L’olio di oliva dimostra una maggiore solubilità in soluzione di acqua e cloroformio, e anche una più alta efficiente attrazione delle pastiglie di Sali Biliari che si distribuiscono più uniformemente sulla superficie delle micelle appena costituite. Anche agitando come uno sceker la provetta, i Sali dimostrano maggiore resistenza a contatto con le micelle di olio di oliva.



Prove di laboratorio e simulazione degli ambienti dove avviene la digestione.


1) Digestione delle proteine

Il fenomeno della digestione delle proteine come già detto avviene in primo luogo nello stomaco dove i grandi polipeptidi vengono ad essere spezzettati dalla pepsina. Quando immettiamo il cibo nel cavità orale iniziamo a masticare. A questo punto lo stomaco si prepara ad accettare il cibo masticato secernendo acido cloridrico concentrato.
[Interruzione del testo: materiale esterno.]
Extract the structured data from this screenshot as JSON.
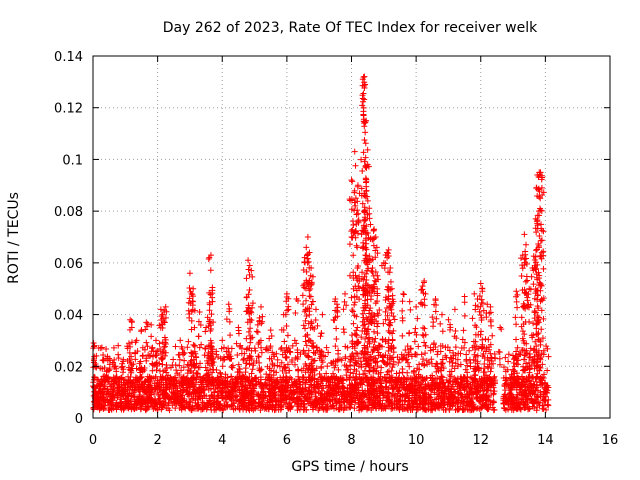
{
  "chart_data": {
    "type": "scatter",
    "title": "Day 262 of 2023, Rate Of TEC Index for receiver welk",
    "xlabel": "GPS time / hours",
    "ylabel": "ROTI / TECUs",
    "xlim": [
      0,
      16
    ],
    "ylim": [
      0,
      0.14
    ],
    "xticks": [
      0,
      2,
      4,
      6,
      8,
      10,
      12,
      14,
      16
    ],
    "xtick_labels": [
      "0",
      "2",
      "4",
      "6",
      "8",
      "10",
      "12",
      "14",
      "16"
    ],
    "yticks": [
      0,
      0.02,
      0.04,
      0.06,
      0.08,
      0.1,
      0.12,
      0.14
    ],
    "ytick_labels": [
      "0",
      "0.02",
      "0.04",
      "0.06",
      "0.08",
      "0.1",
      "0.12",
      "0.14"
    ],
    "grid": true,
    "marker": "+",
    "color": "#ff0000",
    "series": [
      {
        "name": "ROTI",
        "x": [
          0.02,
          0.05,
          0.1,
          0.5,
          0.7,
          0.9,
          1.15,
          1.2,
          1.35,
          1.5,
          1.65,
          1.8,
          1.95,
          2.1,
          2.15,
          2.2,
          2.25,
          2.7,
          3.0,
          3.05,
          3.1,
          3.3,
          3.5,
          3.6,
          3.65,
          3.7,
          4.0,
          4.2,
          4.5,
          4.8,
          4.85,
          4.9,
          5.1,
          5.2,
          5.5,
          5.9,
          6.0,
          6.05,
          6.3,
          6.55,
          6.6,
          6.65,
          6.7,
          6.75,
          6.8,
          6.9,
          7.1,
          7.5,
          7.55,
          7.8,
          8.0,
          8.1,
          8.15,
          8.2,
          8.35,
          8.4,
          8.42,
          8.45,
          8.5,
          8.55,
          8.6,
          8.65,
          8.7,
          8.75,
          8.8,
          9.0,
          9.1,
          9.15,
          9.2,
          9.25,
          9.3,
          9.6,
          9.8,
          10.0,
          10.2,
          10.25,
          10.5,
          10.6,
          10.8,
          11.0,
          11.2,
          11.5,
          11.8,
          11.9,
          12.0,
          12.05,
          12.2,
          12.3,
          12.6,
          13.1,
          13.3,
          13.35,
          13.4,
          13.5,
          13.6,
          13.7,
          13.72,
          13.75,
          13.8,
          13.85,
          13.9
        ],
        "y": [
          0.029,
          0.028,
          0.02,
          0.023,
          0.02,
          0.021,
          0.038,
          0.035,
          0.03,
          0.034,
          0.037,
          0.036,
          0.03,
          0.042,
          0.04,
          0.041,
          0.043,
          0.03,
          0.056,
          0.048,
          0.05,
          0.041,
          0.035,
          0.062,
          0.063,
          0.045,
          0.03,
          0.044,
          0.035,
          0.061,
          0.059,
          0.057,
          0.036,
          0.043,
          0.034,
          0.04,
          0.048,
          0.042,
          0.046,
          0.062,
          0.066,
          0.07,
          0.064,
          0.058,
          0.045,
          0.042,
          0.04,
          0.046,
          0.044,
          0.048,
          0.092,
          0.103,
          0.075,
          0.09,
          0.131,
          0.132,
          0.129,
          0.115,
          0.098,
          0.079,
          0.061,
          0.058,
          0.073,
          0.07,
          0.055,
          0.06,
          0.064,
          0.065,
          0.058,
          0.05,
          0.045,
          0.048,
          0.045,
          0.043,
          0.051,
          0.053,
          0.039,
          0.046,
          0.04,
          0.038,
          0.042,
          0.047,
          0.048,
          0.046,
          0.052,
          0.05,
          0.044,
          0.043,
          0.035,
          0.049,
          0.063,
          0.071,
          0.067,
          0.05,
          0.058,
          0.077,
          0.089,
          0.094,
          0.066,
          0.095,
          0.093
        ]
      }
    ],
    "dense_band": {
      "name": "ROTI bulk",
      "x_segments": [
        [
          0.0,
          12.45
        ],
        [
          12.7,
          14.1
        ]
      ],
      "y_low": 0.003,
      "y_high": 0.028,
      "y_typical": 0.012
    }
  }
}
Insieme all’acido cloridrico viene secreto il pepsinogeno che a contatto con l’acido secreto diviene pepsina, una sostanza che ci permette di far avvenire una prima ed importante digestione delle proteine.

Con l’esperienza di laboratorio andiamo a determinare in provetta questo fenomeno e lo osserviamo.

- Si versano 10 ml di bevanda contenente pepsinogeno in un Baker da 50 ml.
- Si aggiungono 5 ml di una soluzione di acido cloridrico al 10% in acqua (attivazione di pepsina).
- Si aggiungono 3 ml di latte. Si attendono 5 minuti e si osserva la precipitazione delle proteine. In questo arco di tempo la pepsina sta tagliando e digerendo le proteine in modo non specifico ma casuale.
- Si effettua la filtrazione della soluzione e si colorano le proteine facendole reagire con reattivo di Nesler associato ad un pastiglia di sodio idrato.
- Si può effettuare la cromatografia dei differenti strati di colorazione.


2) Digestione dei disaccaridi.

- Si scioglie una pastiglia a base di lattasi nella stessa soluzione di acqua, e si porta la soluzione a 37° C ( si misura con termometro sperimentale).
- Si versano 5 ml di latte e si osserva la riduzione in piccole micelle del latte. Sta avvenendo una scissione del lattosio in glucosio e galattosio.


3) Digestione dei grassi.
- Il procedimento è lo stesso utilizzato per la prova sperimentale sopra riportata. Si può utilizzare per l’esperienza didattica olio di oliva, di pesce o di girasole. È interessante utilizzare tutti gli oli per osservarne la differenza.

Bibliografia
- D.U. SILVERTORN – Fisiologia – ed. Zanichelli.
- CAPPELLI, VANNUCCHI – Chimica degli alimenti – ed Zanichelli.